I take place inside the machine the way I think it should be used, center my body, make sure my feet are aligned and flat against the floor and begin to push upwards. It's heavier than I thought it would be, but it feels very stable so I slowly go down again and repeat a second time. This is everything a weight workout should be. My pulse is climbing and my breathing gets deeper as all the involved muscle groups greedily start drinking oxygen from my bloodstream to release energy from the sugar molecules they've held on to. Literal fires, chemically speaking, burning energy throughout my body, generating heat, and forcing my body to release sweat to keep my temperature down. I make a fourth and a fifth repetition, and I can feel that tingle of equal calm and power spreading in the body as hormones are released. To prime the rest of the body of what obviously is a situation where strength is needed. Countless struggles with wild animals, hanging from trees or mountain sides, or carrying heavy loads of wood or water to the campsite has taught the body to be prepared. One exertion often leads to another. Another lift or a quick sprint.

I make a final push. Almost trembling I push the contraption up and then try to slowly guide it down again with the last of my strength. I try to let go of the machine, but my body doesn't do what I want. Sometimes in weight training you try to do something but the muscles refuse to work, depleted of all stored energy. This is the opposite. My body pushes up again, and I let my will join in and push it up as far as I can make it go, hold it there for a few seconds and then slowly guide it down. My mind is playing tricks with me, I decide, and make another attempt to leave the machine. But my body continues with another push. This time I'm not trying to agree. This time I try to will it to stop. To lower the weights, but it doesn't. It just pushes on, holds it in place, and then slowly lowers it.

I'm getting scared. This isn't just one of those times when you detach yourself from what your body is doing and end up putting the butter knife in the jam jar. This is straight up the body being possessed by something. I consider screaming, but what good would that do? My body is stuck in a rhythm. Push up, hold, lower, repeat. Every time I think is going to be the last time, because I sure don't have more energy left, and every time I'm wrong. It has to end. It physically can't go on forever.
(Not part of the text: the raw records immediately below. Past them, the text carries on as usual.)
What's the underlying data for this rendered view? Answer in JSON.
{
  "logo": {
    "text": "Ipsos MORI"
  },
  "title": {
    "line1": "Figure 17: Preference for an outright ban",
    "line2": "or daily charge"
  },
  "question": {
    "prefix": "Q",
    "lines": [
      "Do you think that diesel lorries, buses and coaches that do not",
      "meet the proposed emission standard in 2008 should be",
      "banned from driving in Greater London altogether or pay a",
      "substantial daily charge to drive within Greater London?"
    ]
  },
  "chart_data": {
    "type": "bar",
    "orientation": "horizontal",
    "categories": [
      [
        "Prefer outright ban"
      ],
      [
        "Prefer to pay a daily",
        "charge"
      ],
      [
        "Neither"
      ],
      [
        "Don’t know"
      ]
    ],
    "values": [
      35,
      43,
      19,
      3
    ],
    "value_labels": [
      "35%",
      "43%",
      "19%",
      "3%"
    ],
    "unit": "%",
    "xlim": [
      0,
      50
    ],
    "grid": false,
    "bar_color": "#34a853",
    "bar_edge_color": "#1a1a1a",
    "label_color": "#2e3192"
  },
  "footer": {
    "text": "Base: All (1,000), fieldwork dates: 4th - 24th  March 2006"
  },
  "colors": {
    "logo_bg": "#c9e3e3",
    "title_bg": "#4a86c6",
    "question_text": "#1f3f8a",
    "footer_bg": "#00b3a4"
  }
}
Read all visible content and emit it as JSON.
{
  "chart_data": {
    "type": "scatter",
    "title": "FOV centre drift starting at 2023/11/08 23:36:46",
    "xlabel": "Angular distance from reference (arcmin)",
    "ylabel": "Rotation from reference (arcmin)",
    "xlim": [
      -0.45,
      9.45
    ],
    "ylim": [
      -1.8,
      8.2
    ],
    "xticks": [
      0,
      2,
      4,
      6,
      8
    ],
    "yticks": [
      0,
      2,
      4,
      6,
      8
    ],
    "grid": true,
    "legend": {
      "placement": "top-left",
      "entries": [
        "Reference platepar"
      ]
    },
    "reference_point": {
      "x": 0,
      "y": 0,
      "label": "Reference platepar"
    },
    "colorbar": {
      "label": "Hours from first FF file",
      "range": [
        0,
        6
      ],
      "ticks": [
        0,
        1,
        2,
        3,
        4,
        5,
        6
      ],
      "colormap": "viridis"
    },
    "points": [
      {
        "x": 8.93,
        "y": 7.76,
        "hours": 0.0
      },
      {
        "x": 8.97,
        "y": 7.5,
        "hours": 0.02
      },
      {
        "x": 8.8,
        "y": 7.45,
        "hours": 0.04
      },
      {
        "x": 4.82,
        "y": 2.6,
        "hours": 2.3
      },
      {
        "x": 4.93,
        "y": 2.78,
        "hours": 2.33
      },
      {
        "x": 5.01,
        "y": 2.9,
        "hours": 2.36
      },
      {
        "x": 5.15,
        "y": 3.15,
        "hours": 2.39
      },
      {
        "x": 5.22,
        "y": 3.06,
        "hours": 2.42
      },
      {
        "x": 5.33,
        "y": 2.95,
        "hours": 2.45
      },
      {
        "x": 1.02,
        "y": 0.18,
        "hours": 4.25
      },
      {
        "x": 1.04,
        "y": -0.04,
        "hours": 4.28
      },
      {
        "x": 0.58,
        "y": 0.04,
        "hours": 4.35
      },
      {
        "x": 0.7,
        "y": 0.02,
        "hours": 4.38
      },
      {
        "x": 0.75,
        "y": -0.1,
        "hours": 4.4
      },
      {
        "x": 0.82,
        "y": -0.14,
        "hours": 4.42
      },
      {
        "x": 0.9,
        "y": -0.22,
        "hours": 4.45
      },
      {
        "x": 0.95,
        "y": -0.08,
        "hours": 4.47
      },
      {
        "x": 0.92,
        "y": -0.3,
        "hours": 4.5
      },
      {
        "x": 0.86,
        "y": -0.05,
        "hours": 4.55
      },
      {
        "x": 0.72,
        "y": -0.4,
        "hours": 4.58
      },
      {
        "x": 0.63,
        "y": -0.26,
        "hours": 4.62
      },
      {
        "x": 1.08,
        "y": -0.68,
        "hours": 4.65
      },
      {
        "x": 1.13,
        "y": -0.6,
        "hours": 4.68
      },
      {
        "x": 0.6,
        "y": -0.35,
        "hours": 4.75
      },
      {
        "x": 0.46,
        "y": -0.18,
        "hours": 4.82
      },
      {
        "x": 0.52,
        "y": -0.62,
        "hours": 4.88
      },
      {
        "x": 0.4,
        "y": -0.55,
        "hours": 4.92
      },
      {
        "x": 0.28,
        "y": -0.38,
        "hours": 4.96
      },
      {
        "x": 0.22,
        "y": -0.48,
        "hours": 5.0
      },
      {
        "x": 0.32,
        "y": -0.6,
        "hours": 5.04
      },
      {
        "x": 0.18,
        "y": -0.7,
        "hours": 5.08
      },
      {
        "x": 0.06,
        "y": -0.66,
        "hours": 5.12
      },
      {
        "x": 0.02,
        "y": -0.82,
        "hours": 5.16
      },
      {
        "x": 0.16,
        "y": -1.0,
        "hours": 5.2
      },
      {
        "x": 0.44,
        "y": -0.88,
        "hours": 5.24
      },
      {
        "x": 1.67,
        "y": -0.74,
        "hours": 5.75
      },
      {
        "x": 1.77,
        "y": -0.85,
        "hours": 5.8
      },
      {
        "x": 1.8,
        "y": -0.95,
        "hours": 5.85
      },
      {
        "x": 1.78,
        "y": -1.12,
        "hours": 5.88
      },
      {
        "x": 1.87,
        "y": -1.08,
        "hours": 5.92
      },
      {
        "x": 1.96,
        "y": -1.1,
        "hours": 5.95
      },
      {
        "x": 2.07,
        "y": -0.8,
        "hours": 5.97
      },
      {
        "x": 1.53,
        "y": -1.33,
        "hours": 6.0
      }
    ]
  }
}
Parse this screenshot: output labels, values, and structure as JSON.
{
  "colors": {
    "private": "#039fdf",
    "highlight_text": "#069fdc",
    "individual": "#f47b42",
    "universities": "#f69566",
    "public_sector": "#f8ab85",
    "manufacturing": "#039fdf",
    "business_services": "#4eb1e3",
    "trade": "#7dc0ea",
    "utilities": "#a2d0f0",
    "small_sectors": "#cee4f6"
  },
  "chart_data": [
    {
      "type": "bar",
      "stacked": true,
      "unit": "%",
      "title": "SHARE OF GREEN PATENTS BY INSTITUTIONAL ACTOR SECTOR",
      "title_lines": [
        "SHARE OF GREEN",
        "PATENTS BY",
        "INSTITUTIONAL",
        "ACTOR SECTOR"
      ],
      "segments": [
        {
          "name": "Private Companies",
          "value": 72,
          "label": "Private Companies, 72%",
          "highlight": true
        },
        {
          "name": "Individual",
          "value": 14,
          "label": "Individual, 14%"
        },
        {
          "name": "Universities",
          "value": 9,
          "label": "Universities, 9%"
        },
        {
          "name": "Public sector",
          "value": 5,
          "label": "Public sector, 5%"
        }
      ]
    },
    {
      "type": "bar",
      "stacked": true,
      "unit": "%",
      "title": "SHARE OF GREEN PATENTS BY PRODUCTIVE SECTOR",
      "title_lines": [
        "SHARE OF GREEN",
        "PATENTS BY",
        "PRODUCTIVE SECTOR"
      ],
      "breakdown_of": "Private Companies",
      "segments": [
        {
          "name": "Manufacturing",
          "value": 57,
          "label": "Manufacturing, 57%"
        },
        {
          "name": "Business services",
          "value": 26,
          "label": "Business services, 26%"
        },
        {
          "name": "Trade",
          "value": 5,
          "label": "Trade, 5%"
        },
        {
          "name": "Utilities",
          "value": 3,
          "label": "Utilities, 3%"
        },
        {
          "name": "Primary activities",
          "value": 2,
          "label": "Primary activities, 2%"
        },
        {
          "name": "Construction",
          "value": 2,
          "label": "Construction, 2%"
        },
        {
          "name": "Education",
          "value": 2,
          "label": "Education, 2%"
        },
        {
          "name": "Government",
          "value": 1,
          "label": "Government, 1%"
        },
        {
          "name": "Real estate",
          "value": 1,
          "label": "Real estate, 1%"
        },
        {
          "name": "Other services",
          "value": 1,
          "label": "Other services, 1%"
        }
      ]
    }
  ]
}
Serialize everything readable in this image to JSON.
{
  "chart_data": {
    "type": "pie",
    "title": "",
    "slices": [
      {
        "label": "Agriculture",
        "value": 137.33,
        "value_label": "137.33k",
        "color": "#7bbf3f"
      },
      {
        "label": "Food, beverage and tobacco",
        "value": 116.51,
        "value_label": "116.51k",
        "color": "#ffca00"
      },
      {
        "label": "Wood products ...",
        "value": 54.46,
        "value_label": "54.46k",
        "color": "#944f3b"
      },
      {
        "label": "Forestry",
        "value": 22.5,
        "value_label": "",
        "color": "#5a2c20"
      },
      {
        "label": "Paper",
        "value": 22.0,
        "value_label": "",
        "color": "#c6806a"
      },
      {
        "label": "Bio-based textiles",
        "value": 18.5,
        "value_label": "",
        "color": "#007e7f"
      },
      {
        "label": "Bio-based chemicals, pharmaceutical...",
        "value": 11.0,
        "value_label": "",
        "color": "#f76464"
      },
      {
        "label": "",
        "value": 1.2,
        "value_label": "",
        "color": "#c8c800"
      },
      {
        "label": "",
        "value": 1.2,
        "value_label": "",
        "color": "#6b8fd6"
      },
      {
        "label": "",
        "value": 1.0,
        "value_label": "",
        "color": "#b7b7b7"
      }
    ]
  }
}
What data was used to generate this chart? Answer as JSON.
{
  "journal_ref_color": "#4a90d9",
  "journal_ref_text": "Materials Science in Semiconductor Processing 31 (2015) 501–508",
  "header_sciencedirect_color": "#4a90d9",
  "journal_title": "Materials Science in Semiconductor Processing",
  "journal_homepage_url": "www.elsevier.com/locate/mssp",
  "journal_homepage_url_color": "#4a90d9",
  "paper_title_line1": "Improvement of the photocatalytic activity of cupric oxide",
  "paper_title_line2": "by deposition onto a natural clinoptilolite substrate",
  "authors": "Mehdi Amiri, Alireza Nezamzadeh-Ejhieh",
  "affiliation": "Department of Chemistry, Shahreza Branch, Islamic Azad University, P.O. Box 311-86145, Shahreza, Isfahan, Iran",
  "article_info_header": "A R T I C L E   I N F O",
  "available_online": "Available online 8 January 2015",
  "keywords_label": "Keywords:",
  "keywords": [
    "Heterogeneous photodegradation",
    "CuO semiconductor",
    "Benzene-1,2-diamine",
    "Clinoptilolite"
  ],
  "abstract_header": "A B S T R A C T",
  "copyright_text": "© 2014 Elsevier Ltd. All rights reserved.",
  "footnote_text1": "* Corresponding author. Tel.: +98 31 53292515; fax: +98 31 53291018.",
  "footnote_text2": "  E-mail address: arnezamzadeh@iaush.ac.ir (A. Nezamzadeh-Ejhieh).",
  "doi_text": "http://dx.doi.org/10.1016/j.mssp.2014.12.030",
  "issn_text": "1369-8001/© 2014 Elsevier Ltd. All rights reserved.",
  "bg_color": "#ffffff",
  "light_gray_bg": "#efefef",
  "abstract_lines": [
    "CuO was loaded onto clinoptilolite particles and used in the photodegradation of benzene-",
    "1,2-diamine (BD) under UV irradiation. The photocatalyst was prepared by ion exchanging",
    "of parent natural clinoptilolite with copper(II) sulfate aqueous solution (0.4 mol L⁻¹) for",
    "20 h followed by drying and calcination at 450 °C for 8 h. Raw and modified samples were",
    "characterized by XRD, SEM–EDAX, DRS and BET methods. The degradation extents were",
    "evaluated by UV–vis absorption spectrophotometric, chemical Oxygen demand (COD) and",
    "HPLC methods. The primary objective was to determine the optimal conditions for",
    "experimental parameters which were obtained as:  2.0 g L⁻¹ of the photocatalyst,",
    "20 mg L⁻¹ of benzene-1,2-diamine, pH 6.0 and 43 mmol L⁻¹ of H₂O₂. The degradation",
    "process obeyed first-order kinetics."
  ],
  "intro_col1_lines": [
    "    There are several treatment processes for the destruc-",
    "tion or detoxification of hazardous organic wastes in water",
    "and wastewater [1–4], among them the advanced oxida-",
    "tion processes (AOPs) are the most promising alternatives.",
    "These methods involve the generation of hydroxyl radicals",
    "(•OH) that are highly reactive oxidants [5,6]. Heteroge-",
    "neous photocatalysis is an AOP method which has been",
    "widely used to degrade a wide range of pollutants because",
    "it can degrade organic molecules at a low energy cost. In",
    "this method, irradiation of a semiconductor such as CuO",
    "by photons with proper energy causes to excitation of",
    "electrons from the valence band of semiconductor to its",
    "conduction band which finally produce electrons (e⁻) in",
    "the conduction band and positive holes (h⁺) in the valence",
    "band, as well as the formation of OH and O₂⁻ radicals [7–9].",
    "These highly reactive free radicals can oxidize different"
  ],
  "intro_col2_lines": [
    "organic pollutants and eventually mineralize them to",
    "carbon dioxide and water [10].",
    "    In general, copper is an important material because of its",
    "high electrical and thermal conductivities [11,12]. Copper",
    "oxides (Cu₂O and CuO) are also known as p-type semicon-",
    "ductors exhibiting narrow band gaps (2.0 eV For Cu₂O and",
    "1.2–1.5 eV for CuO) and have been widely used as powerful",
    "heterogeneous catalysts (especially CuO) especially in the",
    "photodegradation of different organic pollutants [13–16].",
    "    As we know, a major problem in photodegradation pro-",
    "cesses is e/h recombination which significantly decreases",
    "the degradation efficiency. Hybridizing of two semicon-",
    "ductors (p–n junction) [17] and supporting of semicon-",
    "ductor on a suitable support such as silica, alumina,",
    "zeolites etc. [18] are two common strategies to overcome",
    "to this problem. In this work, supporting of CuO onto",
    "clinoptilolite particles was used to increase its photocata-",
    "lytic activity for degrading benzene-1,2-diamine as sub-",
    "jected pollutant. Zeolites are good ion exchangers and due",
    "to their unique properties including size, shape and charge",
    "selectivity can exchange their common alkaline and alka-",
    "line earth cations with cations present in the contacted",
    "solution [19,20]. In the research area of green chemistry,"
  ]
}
I'll black out, someone will find me, and I'll wake up in a hospital somewhere where a doctor will tell me I have auto-musculus-motus due to my bad diet or whatever.

That's when I hear the sound of fabric slowly tearing. I look down and see the seam of the T-shirt coming apart. It doesn't make sense. My chest, my pecs, my shoulders, my arms, all of it has clearly increased in size, like that of a professional bodybuilder. The swelling muscles can no longer be contained by the clothes sized for my until recently much thinner frame. But it doesn't make sense, because these are not even muscle groups that are part of squatting.

It's well after midnight when I exhausted fall forwards and just lie on the rubber floor in agony. It was hours since I ripped off the remaining tatters of the T-shirt. My formerly loose shorts now sat scrunched up around the top of my thighs. My bronzed, smooth, incredibly stacked body glistened with sweat. Not an athlete body or a fitness magazine cover body, but a proper bodybuilder body, almost bordering a strongman body weren't it for how cut it was. I wasn't sure what had happened, why did it start, why did it stop. Was it the hat? Was it the machine? Right now I didn't care. Right now I wanted a long hot bath and to never set foot here again.